Now, for the first time, Rhys allowed his thoughts to go to what he had been pushing away from his consciousness, what he had been trying to avoid thinking about: Elizabeth Roffe, Sam’s daughter. She was twenty-four now. When Rhys had first met her she had been a fifteen-year-old girl with braces on her teeth, fiercely shy and overweight, a lonely rebel. Over the years Rhys had watched Elizabeth develop into a very special young woman, with her mother’s beauty and her father’s intelligence and spirit. She had become close to Sam. Rhys knew how deeply the news would affect her. He would have to tell her himself.
Two hours later, Rhys Williams was over the Mediterranean on a company jet, headed for New York.
Chapter Two
Berlin Monday, September 7 10 a.m.
Anna Roffe Gassner knew that she must not let herself scream again or Walther would return and kill her. She crouched in a corner of her bedroom, her body trembling uncontrollably, waiting for death. What had started out as a beautiful fairy-tale had ended in terror, unspeakable horror. It had taken her too long to face the truth: the man she had married was a homicidal maniac.
Anna Roffe had never loved anyone before she met Walther Gassner, including her mother, her father and herself. Anna had been a frail, sickly child who suffered from fainting spells. She could not remember a time when she had been free of hospitals, nurses, or specialists flown in from far-off places. Because her father was Anton Roffe, of Roffe and Sons, the top medical experts flew to Anna’s bedside in Berlin. But when they had examined her and tested her and finally departed, they knew no more than they had known before. They could not diagnose her condition.

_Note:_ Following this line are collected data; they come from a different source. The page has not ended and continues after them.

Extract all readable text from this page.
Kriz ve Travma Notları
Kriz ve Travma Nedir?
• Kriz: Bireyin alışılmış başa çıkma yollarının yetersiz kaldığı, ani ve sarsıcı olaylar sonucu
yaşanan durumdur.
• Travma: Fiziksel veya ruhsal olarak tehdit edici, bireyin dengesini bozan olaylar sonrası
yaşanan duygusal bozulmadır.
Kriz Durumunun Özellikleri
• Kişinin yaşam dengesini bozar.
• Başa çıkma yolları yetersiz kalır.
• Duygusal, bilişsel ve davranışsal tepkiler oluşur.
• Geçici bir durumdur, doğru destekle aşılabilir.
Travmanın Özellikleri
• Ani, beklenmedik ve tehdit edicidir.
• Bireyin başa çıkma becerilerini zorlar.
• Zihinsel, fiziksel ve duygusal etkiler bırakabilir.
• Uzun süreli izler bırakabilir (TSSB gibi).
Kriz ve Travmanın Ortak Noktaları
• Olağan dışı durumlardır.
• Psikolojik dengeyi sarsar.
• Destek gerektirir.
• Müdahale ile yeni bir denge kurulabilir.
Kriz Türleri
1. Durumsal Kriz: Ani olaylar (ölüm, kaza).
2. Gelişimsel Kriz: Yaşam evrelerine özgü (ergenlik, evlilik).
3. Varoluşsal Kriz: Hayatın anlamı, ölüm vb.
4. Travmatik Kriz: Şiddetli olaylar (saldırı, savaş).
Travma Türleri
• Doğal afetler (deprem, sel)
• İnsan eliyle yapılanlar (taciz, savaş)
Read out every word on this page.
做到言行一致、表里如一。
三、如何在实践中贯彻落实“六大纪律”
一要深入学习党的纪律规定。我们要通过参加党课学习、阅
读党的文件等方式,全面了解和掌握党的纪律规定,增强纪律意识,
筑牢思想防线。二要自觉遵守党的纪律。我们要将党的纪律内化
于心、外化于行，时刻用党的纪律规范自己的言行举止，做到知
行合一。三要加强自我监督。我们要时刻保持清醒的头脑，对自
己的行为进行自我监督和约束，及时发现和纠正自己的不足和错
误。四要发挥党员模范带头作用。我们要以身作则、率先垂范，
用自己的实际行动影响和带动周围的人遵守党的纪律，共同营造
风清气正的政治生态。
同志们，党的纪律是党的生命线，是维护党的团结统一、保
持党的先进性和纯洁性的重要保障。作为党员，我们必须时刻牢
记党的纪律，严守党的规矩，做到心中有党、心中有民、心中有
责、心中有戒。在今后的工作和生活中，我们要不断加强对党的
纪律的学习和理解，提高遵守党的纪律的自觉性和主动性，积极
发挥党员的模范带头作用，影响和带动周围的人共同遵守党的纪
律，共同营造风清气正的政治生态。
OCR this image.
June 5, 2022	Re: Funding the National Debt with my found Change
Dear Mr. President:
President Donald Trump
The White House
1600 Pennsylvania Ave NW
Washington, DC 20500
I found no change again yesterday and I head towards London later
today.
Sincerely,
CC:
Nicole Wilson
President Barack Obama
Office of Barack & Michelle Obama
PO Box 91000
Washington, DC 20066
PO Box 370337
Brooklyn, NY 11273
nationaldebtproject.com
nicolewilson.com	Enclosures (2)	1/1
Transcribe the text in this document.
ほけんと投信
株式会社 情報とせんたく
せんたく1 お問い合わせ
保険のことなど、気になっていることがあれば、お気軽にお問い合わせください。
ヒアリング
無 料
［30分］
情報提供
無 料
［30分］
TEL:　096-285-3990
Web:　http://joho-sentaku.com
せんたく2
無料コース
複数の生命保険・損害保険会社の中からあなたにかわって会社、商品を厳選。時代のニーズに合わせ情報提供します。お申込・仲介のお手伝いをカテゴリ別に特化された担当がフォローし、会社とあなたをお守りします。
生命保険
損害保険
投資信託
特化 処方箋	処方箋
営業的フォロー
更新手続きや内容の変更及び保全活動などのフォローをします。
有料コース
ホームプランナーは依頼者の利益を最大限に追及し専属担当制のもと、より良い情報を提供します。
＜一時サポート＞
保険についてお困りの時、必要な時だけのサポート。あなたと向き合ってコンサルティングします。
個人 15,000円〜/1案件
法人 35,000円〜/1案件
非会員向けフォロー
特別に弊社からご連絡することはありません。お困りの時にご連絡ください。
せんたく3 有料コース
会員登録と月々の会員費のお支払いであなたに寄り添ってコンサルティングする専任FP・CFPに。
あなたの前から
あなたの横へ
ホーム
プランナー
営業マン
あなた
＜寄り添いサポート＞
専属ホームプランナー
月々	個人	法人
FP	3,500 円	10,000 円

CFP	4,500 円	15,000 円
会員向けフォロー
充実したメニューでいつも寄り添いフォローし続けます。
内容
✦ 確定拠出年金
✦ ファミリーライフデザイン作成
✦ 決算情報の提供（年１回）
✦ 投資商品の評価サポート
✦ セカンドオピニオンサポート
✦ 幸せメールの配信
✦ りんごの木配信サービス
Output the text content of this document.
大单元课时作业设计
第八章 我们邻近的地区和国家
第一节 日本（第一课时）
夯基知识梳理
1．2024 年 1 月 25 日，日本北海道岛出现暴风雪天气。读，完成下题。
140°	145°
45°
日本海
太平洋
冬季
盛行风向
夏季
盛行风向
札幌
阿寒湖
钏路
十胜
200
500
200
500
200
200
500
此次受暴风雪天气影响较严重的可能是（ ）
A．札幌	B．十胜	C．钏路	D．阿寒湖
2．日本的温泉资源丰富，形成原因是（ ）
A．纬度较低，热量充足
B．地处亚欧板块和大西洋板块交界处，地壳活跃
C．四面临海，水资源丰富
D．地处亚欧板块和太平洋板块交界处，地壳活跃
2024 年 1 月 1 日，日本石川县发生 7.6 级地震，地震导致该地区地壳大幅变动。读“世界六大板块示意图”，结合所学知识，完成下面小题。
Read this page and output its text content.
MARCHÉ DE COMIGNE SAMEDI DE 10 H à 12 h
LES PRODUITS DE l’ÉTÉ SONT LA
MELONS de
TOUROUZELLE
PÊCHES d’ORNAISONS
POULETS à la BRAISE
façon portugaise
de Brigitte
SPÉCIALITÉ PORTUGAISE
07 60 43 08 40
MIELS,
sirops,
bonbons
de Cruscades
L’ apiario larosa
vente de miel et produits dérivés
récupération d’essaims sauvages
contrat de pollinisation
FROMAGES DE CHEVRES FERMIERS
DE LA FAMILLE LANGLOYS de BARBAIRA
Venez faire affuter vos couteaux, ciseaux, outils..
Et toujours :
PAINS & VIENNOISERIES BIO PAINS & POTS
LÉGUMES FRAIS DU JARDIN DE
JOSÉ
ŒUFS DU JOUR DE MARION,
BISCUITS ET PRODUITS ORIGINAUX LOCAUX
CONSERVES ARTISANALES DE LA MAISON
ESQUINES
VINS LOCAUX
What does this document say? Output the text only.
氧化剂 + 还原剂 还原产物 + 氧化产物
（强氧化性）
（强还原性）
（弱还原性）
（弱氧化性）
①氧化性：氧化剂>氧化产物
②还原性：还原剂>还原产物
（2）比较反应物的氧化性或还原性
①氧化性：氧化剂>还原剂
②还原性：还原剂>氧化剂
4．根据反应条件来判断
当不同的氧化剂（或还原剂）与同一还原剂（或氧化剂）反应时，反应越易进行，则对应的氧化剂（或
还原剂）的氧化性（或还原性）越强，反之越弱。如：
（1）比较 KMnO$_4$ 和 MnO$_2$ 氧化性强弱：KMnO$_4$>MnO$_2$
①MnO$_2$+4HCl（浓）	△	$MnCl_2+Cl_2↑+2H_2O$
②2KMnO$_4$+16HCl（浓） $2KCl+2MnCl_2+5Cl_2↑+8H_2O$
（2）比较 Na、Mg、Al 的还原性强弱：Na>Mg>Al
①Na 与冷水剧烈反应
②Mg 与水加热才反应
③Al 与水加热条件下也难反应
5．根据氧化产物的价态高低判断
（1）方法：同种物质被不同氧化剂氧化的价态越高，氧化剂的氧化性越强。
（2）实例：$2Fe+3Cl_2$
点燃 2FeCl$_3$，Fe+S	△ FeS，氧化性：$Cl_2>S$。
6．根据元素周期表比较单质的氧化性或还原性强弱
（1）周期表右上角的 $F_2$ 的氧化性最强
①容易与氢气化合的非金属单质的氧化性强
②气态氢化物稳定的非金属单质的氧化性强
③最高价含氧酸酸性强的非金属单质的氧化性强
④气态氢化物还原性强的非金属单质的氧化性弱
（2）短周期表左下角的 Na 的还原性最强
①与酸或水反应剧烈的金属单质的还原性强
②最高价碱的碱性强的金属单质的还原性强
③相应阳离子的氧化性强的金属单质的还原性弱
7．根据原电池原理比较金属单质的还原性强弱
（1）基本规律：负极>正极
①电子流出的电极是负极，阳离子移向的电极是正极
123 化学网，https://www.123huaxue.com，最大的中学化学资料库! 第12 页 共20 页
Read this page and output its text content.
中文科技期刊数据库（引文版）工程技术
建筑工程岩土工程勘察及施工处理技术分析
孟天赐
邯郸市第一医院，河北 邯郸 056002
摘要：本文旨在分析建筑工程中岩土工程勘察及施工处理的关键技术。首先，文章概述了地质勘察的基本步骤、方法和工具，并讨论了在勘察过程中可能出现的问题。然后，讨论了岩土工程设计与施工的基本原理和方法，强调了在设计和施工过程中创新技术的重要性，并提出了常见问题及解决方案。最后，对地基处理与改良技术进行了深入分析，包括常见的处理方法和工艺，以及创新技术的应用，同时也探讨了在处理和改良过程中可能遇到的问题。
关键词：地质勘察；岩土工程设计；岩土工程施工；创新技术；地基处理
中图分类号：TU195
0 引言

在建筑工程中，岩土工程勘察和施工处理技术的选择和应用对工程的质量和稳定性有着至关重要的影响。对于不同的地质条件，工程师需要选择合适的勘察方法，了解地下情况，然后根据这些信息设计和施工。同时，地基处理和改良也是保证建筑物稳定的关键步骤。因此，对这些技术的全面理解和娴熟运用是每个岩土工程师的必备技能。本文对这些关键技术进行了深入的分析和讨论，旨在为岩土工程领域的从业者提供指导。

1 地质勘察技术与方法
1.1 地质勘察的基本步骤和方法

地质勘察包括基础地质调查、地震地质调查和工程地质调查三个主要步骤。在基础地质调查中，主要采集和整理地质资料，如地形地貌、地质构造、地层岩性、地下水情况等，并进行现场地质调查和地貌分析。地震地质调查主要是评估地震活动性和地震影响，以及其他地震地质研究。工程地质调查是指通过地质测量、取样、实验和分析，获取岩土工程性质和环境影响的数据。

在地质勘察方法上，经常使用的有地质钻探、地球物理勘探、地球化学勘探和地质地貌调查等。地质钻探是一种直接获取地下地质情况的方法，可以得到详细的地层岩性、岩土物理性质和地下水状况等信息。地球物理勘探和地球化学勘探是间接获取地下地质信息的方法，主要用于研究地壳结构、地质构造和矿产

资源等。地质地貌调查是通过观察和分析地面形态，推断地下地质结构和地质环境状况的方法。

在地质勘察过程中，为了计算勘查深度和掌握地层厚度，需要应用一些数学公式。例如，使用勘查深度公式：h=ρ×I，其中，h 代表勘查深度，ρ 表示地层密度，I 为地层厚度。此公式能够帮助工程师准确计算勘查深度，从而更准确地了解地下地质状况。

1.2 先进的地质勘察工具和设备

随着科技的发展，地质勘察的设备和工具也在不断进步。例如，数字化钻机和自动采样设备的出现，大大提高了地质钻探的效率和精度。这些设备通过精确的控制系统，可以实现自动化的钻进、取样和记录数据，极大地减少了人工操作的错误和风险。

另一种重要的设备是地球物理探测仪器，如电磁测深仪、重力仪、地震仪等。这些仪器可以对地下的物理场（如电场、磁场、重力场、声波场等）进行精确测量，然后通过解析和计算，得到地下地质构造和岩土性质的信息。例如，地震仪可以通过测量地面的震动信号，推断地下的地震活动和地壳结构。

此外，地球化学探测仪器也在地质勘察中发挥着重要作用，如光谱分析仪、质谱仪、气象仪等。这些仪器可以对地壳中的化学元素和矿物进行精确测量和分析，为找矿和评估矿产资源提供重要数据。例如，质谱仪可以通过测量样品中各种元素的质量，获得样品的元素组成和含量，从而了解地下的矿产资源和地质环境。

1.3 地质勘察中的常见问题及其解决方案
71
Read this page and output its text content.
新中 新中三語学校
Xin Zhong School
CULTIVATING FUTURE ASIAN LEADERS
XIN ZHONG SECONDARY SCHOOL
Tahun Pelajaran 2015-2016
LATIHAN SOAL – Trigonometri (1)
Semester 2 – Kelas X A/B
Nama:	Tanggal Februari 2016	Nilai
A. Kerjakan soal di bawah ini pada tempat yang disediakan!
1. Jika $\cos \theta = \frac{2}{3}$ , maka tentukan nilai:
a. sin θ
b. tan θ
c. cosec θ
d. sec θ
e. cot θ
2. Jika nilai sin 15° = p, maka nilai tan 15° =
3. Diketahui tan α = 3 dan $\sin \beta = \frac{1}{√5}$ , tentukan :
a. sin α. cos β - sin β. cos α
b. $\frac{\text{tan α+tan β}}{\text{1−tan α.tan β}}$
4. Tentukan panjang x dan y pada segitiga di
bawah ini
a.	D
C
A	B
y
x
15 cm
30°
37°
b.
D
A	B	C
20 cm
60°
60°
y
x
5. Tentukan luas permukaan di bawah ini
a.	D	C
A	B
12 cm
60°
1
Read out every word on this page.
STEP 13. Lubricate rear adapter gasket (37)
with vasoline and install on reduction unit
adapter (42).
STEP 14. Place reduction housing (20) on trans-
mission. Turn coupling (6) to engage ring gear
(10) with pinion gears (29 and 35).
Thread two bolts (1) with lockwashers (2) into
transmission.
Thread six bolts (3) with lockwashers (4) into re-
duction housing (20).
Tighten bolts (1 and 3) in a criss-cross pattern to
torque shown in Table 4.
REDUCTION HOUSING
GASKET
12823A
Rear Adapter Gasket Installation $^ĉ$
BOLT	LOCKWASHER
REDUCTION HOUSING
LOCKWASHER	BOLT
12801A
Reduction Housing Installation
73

Anna was unable to go to school like other children, and in time she had become withdrawn, creating a world of her own, full of dreams and fantasies, where no one else was allowed to enter. She painted her own pictures of life, because the colours of reality were too harsh for her to accept. When Anna was eighteen, her dizziness and fainting spells disappeared as mysteriously as they had started. But they had marred her life. At an age when most girls were getting engaged or married, Anna had never even been kissed by a boy. She insisted to herself that she did not mind. She was content to live her own dream life, apart from everything and everyone. In her middle twenties suitors came calling, for Anna Roffe was an heiress who bore one of the most prestigious names in the world, and many men were eager to share her fortune. She received proposals from a Swedish count, an Italian poet and half a dozen princes from indigent countries. Anna refused them all. On his daughter’s thirtieth birthday, Anton Roffe moaned, ‘I’m going to die without leaving any grandchildren.’